Antibiotic resistance is associated with increased financial costs to healthcare providers and has been found to be a concern among patients in Scotland [30, 31]. This survey found that antibiotic resistance is also a concern among Scottish clinicians, although the magnitude of impact on clinical practice naturally varies by specialty. Together 83 clinicians estimated seeing 711 patients in the last year whose infections were refractory to antibiotics, delaying or preventing resolution of infection. This number was higher than the estimated 300 potential phage patients, likely because this included patients in whom resolution was delayed but achieved with current therapeutics or patients for whom other approaches (e.g. surgical) were required.

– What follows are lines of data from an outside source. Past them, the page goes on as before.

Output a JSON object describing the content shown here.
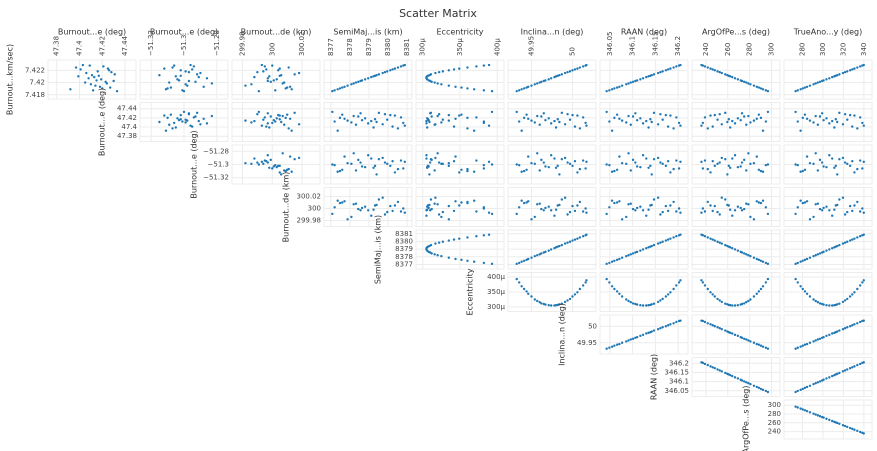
{
  "chart_data": {
    "type": "scatter_matrix",
    "title": "Scatter Matrix",
    "color": "#1f77b4",
    "grid": true,
    "variables": [
      {
        "label": "Burnout...km/sec)",
        "lim": [
          7.4178,
          7.4232
        ],
        "ticks": [
          7.418,
          7.42,
          7.422
        ],
        "values": [
          7.41873,
          7.42264,
          7.42,
          7.4217,
          7.41931,
          7.42102,
          7.42228,
          7.41972,
          7.42134,
          7.42035,
          7.42287,
          7.41904,
          7.4207,
          7.42201,
          7.41949,
          7.42246,
          7.42012,
          7.4212,
          7.41859,
          7.42156,
          7.42053,
          7.42215,
          7.41918,
          7.42089,
          7.42278,
          7.41985,
          7.42183,
          7.4189,
          7.42026,
          7.42111
        ]
      },
      {
        "label": "Burnout...e (deg)",
        "lim": [
          47.375,
          47.447
        ],
        "ticks": [
          47.38,
          47.4,
          47.42,
          47.44
        ],
        "values": [
          47.412,
          47.421,
          47.405,
          47.428,
          47.418,
          47.399,
          47.425,
          47.41,
          47.431,
          47.415,
          47.403,
          47.42,
          47.408,
          47.426,
          47.414,
          47.397,
          47.423,
          47.411,
          47.433,
          47.406,
          47.419,
          47.401,
          47.427,
          47.413,
          47.409,
          47.424,
          47.416,
          47.392,
          47.43,
          47.417
        ]
      },
      {
        "label": "Burnout...e (deg)",
        "lim": [
          -51.325,
          -51.275
        ],
        "ticks": [
          {
            "value": -51.32,
            "label": "−51.32"
          },
          {
            "value": -51.3,
            "label": "−51.3"
          },
          {
            "value": -51.28,
            "label": "−51.28"
          }
        ],
        "values": [
          -51.301,
          -51.294,
          -51.309,
          -51.297,
          -51.288,
          -51.305,
          -51.312,
          -51.299,
          -51.292,
          -51.303,
          -51.296,
          -51.31,
          -51.286,
          -51.302,
          -51.298,
          -51.307,
          -51.293,
          -51.315,
          -51.3,
          -51.29,
          -51.304,
          -51.295,
          -51.308,
          -51.291,
          -51.306,
          -51.283,
          -51.299,
          -51.311,
          -51.297,
          -51.302
        ]
      },
      {
        "label": "Burnout...de (km)",
        "lim": [
          299.975,
          300.03
        ],
        "ticks": [
          299.98,
          300,
          300.02
        ],
        "values": [
          300.002,
          299.995,
          300.008,
          299.99,
          300.012,
          299.998,
          300.005,
          299.986,
          300.015,
          300.001,
          299.993,
          300.009,
          299.997,
          300.004,
          299.982,
          300.011,
          299.999,
          300.006,
          299.991,
          300.018,
          300.003,
          299.996,
          300.01,
          299.988,
          300.0,
          300.007,
          299.994,
          300.013,
          299.997,
          300.005
        ]
      },
      {
        "label": "SemiMaj...is (km)",
        "lim": [
          8376.8,
          8381.1
        ],
        "ticks": [
          8377,
          8378,
          8379,
          8380,
          8381
        ],
        "values": [
          8377.2,
          8380.68,
          8378.32,
          8379.84,
          8377.72,
          8379.24,
          8380.36,
          8378.08,
          8379.52,
          8378.64,
          8380.88,
          8377.48,
          8378.96,
          8380.12,
          8377.88,
          8380.52,
          8378.44,
          8379.4,
          8377.08,
          8379.72,
          8378.8,
          8380.24,
          8377.6,
          8379.12,
          8380.8,
          8378.2,
          8379.96,
          8377.36,
          8378.56,
          8379.32
        ]
      },
      {
        "label": "Eccentricity",
        "lim": [
          0.000295,
          0.000405
        ],
        "ticks": [
          {
            "value": 0.0003,
            "label": "300μ"
          },
          {
            "value": 0.00035,
            "label": "350μ"
          },
          {
            "value": 0.0004,
            "label": "400μ"
          }
        ],
        "values": [
          0.000382,
          0.000372,
          0.000316,
          0.000322,
          0.000344,
          0.000306,
          0.000349,
          0.000325,
          0.000311,
          0.000308,
          0.000389,
          0.00036,
          0.000305,
          0.000335,
          0.000335,
          0.00036,
          0.000312,
          0.000309,
          0.000393,
          0.000317,
          0.000306,
          0.000342,
          0.000352,
          0.000305,
          0.000382,
          0.00032,
          0.000327,
          0.000369,
          0.00031,
          0.000307
        ]
      },
      {
        "label": "Inclina...n (deg)",
        "lim": [
          49.925,
          50.025
        ],
        "ticks": [
          49.95,
          50
        ],
        "values": [
          49.935,
          50.013,
          49.96,
          49.994,
          49.946,
          49.98,
          50.006,
          49.954,
          49.987,
          49.967,
          50.017,
          49.941,
          49.974,
          50.0,
          49.95,
          50.009,
          49.962,
          49.984,
          49.932,
          49.991,
          49.971,
          50.003,
          49.944,
          49.978,
          50.016,
          49.957,
          49.997,
          49.938,
          49.965,
          49.982
        ]
      },
      {
        "label": "RAAN (deg)",
        "lim": [
          346.035,
          346.215
        ],
        "ticks": [
          346.05,
          346.1,
          346.15,
          346.2
        ],
        "values": [
          346.049,
          346.196,
          346.096,
          346.161,
          346.071,
          346.135,
          346.183,
          346.086,
          346.147,
          346.11,
          346.205,
          346.06,
          346.123,
          346.173,
          346.077,
          346.19,
          346.101,
          346.142,
          346.043,
          346.156,
          346.117,
          346.178,
          346.066,
          346.13,
          346.202,
          346.091,
          346.166,
          346.055,
          346.106,
          346.139
        ]
      },
      {
        "label": "ArgOfPe...s (deg)",
        "lim": [
          230,
          305
        ],
        "ticks": [
          240,
          260,
          280,
          300
        ],
        "values": [
          294.8,
          239.1,
          276.9,
          252.6,
          286.5,
          262.2,
          244.2,
          280.7,
          257.7,
          271.8,
          235.9,
          290.3,
          266.6,
          248.1,
          283.9,
          241.7,
          275.0,
          259.6,
          296.7,
          254.5,
          269.2,
          246.2,
          288.4,
          264.1,
          237.2,
          278.8,
          250.6,
          292.2,
          273.0,
          260.9
        ]
      },
      {
        "label": "TrueAno...y (deg)",
        "lim": [
          265,
          345
        ],
        "ticks": [
          280,
          300,
          320,
          340
        ],
        "values": [
          275.5,
          336.4,
          295.1,
          321.7,
          284.6,
          311.2,
          330.8,
          290.9,
          316.1,
          300.7,
          339.9,
          280.4,
          306.3,
          326.6,
          287.4,
          333.6,
          297.2,
          314.0,
          273.4,
          319.6,
          303.5,
          328.7,
          282.5,
          309.1,
          338.5,
          293.0,
          323.8,
          278.3,
          299.3,
          312.6
        ]
      }
    ]
  }
}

The findings of this survey are limited by its small sample size, especially when divided by specialties. While this does not prevent an appropriately caveated descriptive assessment of these data, which is itself valuable, the small sample size precludes a more rigorous statistical analysis. Moreover, while on the one hand the estimations obtained in this survey are just estimations and should be approached with caution, they are also the opinions of experienced clinicians. While previous surveys have focussed on infectious diseases and microbiology clinicians, we took a broader cross-specialty approach. However, with a low sample size, this means that the conclusions of this survey will be influenced by the specialties of the respondents. For example, the results of this survey could be biased towards the experiences of paediatricians, who represented the largest proportion of respondents. Similarly, important experiences from specialties not represented are absent. As described above, there is growing interest in phage therapy in Scotland and it is possible this may have contributed a degree bias. That respondents were encouraged to forward the survey onto colleagues to increase the response rate is a further possible source of bias that has the potential to have reinforced any underlying sample bias.

Conclusion

We report the findings of the first survey about phage therapy among clinicians in the UK. These results from clinicians in two Scottish Health Boards show that antibiotic resistance remains a substantial and concerning challenge. There is a substantial breadth and scale of demand for phage therapy among clinicians. Current access to unlicensed phage therapy is limited and widening access could deliver substantial clinical and financial returns for health authorities.

Acknowledgments

We thank the anonymous respondents and colleagues from NHS Tayside and NHS Greater Glasgow and Clyde who reviewed the survey and supported its distribution.